Nasza zabawka to świetna farma od JANOD idealny prezent na dzień dziecka.
4 komentarze
Dla mnie początki z drugim maluszkiem, gdy starszak miał trochę ponad półtora roku, też były trudne. Może nie aż tak szokujące jak pierwsze tygodnie z pierworodnym, ale rzeczywiście fizyczne i psychiczne zmęczenie robi swoje. Teraz J. ma 2,5r. i przyzwyczaił się już raczej do roli starszego brata, ale nadal przecież jest małym dzieckiem i bardzo często ma akcje, które nazwałaś „nie wiem, czego chcę”. Łapię się na tym, że pytam go np. po 4 razy, co chce pić, żeby się upewnić, że on jest pewny, a i tak bywa, że co chwilę zmienia zdanie i ostatecznie wybucha krzykiem i płaczem. I tak dziesiątki razy dziennie. Zdarza się, że podejmuję decyzję za niego i wtedy to dopiero są awantury. Niestety, choć bardzo się staram, trudno mi nieraz opanować emocje i wrzaski lecą w obie strony. Ale zdarzają się i takie momenty, jak dziś, gdy z własnej inicjatywy odgryzł kawałek ulubionego placuszka z jabłkami i poleciał na drugą stronę stołu, by włożyć go do ust młodszego braciszka i jeszcze kulturalnie powiedział „Pa Ada” (Proszę, Adaś) i wtedy szczęka mi opada ze zdziwienia, że ten mały wszechirytujący stworek potrafi zachować się jak człowiek przez duże C:)

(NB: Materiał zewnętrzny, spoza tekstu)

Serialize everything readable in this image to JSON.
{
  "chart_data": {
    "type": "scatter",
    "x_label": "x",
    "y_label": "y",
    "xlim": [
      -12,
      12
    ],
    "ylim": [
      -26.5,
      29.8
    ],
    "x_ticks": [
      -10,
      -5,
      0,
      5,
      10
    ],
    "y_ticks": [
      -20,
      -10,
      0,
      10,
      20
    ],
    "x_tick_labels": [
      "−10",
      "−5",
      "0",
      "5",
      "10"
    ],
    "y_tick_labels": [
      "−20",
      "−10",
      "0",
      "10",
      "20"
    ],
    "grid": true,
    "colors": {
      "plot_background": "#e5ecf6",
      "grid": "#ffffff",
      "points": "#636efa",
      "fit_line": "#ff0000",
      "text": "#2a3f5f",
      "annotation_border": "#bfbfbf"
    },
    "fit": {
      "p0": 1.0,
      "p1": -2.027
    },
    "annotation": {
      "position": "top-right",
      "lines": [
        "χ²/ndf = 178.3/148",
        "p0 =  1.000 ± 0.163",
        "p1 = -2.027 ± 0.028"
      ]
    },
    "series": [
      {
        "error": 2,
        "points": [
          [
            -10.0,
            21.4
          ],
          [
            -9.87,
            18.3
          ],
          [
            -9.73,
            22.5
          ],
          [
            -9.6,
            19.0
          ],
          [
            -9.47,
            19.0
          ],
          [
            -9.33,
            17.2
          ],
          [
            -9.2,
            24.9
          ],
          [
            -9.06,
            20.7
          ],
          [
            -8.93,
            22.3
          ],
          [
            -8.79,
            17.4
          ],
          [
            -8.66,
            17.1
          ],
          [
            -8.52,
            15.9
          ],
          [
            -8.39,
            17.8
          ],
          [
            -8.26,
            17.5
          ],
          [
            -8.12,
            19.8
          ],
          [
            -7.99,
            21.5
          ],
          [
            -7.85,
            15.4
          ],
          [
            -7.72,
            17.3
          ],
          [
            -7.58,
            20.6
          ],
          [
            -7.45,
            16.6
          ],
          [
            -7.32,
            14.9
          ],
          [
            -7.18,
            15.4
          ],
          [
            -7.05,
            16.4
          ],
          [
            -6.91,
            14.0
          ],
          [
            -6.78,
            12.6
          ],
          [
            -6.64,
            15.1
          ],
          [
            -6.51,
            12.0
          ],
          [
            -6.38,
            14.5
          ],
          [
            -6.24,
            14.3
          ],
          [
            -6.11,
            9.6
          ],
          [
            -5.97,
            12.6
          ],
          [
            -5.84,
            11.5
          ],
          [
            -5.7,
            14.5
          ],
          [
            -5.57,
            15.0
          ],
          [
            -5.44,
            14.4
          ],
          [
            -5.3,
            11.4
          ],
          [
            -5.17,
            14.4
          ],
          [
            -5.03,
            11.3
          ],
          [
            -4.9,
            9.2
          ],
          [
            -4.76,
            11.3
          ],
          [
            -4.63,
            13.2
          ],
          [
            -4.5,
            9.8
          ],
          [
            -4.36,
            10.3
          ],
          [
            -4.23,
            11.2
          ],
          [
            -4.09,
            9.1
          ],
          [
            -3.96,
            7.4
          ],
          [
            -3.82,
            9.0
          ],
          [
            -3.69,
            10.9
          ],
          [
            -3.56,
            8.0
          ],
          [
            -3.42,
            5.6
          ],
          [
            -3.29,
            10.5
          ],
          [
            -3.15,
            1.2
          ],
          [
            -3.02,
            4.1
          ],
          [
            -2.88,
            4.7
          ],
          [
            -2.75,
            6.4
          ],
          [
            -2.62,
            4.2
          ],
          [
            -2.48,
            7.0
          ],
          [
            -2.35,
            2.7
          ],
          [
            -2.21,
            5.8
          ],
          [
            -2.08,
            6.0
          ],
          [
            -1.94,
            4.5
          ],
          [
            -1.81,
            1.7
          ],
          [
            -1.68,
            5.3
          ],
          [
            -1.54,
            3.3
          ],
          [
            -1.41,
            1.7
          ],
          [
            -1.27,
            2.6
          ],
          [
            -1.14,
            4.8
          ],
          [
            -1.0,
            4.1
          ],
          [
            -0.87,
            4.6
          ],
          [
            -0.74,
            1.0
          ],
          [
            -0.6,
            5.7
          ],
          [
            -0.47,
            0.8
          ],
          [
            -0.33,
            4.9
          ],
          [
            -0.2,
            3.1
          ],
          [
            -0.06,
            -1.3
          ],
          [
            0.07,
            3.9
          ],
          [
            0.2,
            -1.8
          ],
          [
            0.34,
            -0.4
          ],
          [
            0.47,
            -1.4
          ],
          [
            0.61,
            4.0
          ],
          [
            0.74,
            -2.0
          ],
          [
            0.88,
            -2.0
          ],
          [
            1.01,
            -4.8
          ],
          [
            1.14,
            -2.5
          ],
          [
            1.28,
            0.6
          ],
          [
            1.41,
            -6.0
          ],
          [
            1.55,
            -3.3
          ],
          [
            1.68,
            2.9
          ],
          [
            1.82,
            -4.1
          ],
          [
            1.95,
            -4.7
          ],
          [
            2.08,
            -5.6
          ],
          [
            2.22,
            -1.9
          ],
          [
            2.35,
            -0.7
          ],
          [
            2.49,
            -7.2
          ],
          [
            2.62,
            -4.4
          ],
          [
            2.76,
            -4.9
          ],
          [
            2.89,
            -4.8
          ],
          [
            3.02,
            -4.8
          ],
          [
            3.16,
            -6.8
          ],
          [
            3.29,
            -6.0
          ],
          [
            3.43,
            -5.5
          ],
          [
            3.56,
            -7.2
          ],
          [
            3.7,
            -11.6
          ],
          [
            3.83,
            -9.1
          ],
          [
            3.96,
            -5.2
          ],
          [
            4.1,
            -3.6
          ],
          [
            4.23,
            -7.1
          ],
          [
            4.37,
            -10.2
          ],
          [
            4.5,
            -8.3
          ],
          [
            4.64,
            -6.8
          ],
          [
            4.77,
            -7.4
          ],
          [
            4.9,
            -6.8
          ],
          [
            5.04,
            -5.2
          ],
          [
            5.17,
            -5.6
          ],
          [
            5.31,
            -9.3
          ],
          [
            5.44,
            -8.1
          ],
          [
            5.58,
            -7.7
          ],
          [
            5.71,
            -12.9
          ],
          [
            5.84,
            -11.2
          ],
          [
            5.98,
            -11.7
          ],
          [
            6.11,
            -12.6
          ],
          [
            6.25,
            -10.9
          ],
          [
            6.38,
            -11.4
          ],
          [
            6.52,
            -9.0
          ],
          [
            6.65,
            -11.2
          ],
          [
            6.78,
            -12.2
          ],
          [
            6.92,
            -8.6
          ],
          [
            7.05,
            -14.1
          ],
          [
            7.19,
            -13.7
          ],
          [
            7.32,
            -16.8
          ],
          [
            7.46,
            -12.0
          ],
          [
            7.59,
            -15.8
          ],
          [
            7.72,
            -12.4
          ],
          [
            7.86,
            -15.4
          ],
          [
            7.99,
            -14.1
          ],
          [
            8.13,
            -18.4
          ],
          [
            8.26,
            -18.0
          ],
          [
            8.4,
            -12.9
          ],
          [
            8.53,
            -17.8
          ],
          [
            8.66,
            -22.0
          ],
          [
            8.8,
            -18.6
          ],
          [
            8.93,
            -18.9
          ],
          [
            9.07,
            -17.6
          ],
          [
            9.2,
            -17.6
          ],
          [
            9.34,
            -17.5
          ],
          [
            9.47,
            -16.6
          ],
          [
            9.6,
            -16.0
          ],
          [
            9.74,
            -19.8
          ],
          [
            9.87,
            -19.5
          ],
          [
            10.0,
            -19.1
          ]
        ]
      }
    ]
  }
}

Tobie też życzę jak najwięcej takich miłych momentów:)
Określenie „wszechirytujący stworek” fajnie mi zabrzmiało ;-).A takie momenty jak ten z placuszkiem potrafią fajnie dodać skrzydeł jak zaczyna brakować energii :-). Mam nadzieję, że i u Was będzie jak najwięcej tych rozczulających momentów :-*
Bardzo ciekawie jest u was.. 😉
Zazdroszczę
A moja mama zawsze mówi, że do dzieci trzeba mieć dużo, dużo cierpliwości. I coś w tym jest zwłaszcza jak setny raz prosisz swoje dziecko o to samo.